Ironically it was the success of the college that, to a significant extent, spelled its demise. With the burgeoning of Jewish studies programs in U.S. universities during the 1950s and 1960s, Dropsie found that with its limited resources it could not compete with the larger and well-endowed universities. By the early 1980s it appeared that the college would eventually be forced to close. An attempt at a revival was made in 1981 with the appointment of David Goldenberg to the presidency of the institution. Goldenberg, a recent Dropsie graduate and then faculty member, rebuilt the faculty with young promising scholars, revived the languishing Jewish Quarterly Review, attracted funding for the conservation of genizah manuscripts, and hired professional library staff to convert the collection to the Library of Congress cataloguing system and provide online access to the library's holdings. However, the general financial situation of the College did not much improve and, finally, in 1986 the Dropsie closed.

By this time, Albert J. Wood, a member of the Board of Trustees, had induced the American Jewish philanthropist and former ambassador to Great Britain, Walter H. Annenberg, to become involved with Dropsie's future. Wood saw that while a small graduate school was no longer feasible, a postdoctoral research center in Jewish studies would fill a need.

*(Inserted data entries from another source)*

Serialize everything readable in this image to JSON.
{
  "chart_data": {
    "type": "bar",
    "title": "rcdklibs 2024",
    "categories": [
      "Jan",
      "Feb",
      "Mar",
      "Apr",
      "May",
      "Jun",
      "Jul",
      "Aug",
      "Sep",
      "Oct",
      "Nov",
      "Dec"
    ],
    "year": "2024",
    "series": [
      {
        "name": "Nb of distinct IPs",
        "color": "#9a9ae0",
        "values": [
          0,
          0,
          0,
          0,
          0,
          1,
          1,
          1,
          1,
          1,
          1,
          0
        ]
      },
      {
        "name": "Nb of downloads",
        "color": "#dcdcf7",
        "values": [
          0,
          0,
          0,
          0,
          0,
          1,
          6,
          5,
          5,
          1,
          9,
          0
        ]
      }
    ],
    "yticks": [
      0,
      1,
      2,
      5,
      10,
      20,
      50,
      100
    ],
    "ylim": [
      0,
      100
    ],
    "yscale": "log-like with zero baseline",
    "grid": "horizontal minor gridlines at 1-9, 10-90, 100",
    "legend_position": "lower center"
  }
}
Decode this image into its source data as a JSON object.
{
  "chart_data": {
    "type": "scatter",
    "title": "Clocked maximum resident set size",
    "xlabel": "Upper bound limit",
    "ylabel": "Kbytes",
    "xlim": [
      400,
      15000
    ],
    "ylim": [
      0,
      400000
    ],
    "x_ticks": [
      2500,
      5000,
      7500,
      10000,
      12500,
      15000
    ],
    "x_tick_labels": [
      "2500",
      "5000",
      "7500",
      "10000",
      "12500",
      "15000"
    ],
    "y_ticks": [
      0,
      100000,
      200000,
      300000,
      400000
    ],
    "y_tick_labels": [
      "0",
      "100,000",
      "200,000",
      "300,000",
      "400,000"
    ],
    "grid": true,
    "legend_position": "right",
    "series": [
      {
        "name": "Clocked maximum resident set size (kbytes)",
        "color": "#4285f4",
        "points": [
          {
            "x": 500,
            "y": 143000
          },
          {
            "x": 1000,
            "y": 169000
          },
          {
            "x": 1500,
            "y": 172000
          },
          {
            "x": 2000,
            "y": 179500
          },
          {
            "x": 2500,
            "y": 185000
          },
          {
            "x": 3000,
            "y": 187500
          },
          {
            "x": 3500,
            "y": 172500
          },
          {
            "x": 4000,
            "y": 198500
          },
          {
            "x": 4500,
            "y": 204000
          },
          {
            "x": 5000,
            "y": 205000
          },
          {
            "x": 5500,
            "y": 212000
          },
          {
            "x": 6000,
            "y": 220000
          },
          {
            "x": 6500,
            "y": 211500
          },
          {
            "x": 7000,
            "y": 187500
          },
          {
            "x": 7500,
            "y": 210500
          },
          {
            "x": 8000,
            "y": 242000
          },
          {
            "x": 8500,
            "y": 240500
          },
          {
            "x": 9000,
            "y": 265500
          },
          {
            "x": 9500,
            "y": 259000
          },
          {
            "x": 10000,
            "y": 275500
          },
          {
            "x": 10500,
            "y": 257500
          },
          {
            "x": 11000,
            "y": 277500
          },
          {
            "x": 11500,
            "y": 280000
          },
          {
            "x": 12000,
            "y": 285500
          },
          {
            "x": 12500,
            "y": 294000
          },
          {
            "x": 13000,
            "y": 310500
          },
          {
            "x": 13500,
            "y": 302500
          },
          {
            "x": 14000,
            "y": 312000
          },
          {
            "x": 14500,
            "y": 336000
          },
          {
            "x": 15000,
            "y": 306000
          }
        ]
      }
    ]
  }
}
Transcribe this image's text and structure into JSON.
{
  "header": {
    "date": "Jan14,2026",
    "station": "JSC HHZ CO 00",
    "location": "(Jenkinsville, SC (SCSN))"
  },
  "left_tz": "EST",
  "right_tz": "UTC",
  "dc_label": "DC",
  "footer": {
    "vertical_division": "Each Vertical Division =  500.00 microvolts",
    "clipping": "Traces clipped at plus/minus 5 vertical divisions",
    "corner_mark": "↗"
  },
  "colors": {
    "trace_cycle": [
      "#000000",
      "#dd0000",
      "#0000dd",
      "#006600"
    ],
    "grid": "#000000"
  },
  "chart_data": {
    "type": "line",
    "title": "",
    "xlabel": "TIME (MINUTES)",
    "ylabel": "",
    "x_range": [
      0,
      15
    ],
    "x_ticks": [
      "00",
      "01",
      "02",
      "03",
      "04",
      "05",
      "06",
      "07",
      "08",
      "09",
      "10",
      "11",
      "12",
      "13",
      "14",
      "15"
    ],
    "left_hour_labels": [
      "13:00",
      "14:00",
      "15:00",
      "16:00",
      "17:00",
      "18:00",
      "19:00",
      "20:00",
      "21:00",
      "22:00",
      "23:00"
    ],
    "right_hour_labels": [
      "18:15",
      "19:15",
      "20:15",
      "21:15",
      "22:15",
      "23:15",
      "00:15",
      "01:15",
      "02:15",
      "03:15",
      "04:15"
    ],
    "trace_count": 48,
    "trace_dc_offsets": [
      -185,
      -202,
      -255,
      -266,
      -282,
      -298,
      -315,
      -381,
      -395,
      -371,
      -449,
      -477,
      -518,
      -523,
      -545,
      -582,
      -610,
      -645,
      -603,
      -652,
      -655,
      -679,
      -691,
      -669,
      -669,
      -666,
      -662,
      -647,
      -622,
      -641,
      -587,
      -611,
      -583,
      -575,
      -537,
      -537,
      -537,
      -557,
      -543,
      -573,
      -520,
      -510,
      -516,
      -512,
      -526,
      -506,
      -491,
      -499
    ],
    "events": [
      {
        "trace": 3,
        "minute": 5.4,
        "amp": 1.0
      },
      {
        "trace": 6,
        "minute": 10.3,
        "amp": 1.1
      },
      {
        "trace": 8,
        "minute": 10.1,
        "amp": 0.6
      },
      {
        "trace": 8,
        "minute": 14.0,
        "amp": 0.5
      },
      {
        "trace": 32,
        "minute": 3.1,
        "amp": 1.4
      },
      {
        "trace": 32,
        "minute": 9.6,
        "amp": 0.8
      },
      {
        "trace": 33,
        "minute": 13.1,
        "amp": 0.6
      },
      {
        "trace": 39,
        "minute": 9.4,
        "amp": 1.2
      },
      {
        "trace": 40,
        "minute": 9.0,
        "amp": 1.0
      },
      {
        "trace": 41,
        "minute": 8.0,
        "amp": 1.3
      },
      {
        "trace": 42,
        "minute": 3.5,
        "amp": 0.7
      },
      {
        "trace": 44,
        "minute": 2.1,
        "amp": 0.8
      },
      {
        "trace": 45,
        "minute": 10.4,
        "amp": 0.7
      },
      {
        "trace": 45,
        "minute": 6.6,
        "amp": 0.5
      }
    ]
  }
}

Annenberg embraced the plan, funded the construction of a new building near historic Independence Hall in Philadelphia, and supplied the new institution's annual budget. Thus Dropsie was transformed into the Annenberg Research Institute for Judaic and Near Eastern Studies. Under its first president, Bernard Lewis, the scholar of Islamic studies, the Institute opened it doors in 1988 with an annual program of invited scholars from throughout the world to work on various themes in Jewish and related studies. This program continues today as the University of Pennsylvania's Center for Judaic Studies.

bibliography:

A. Neuman, Landmarks and Goals (1953), 255–356, passim; idem, in: Seventy-fifth Anniversary.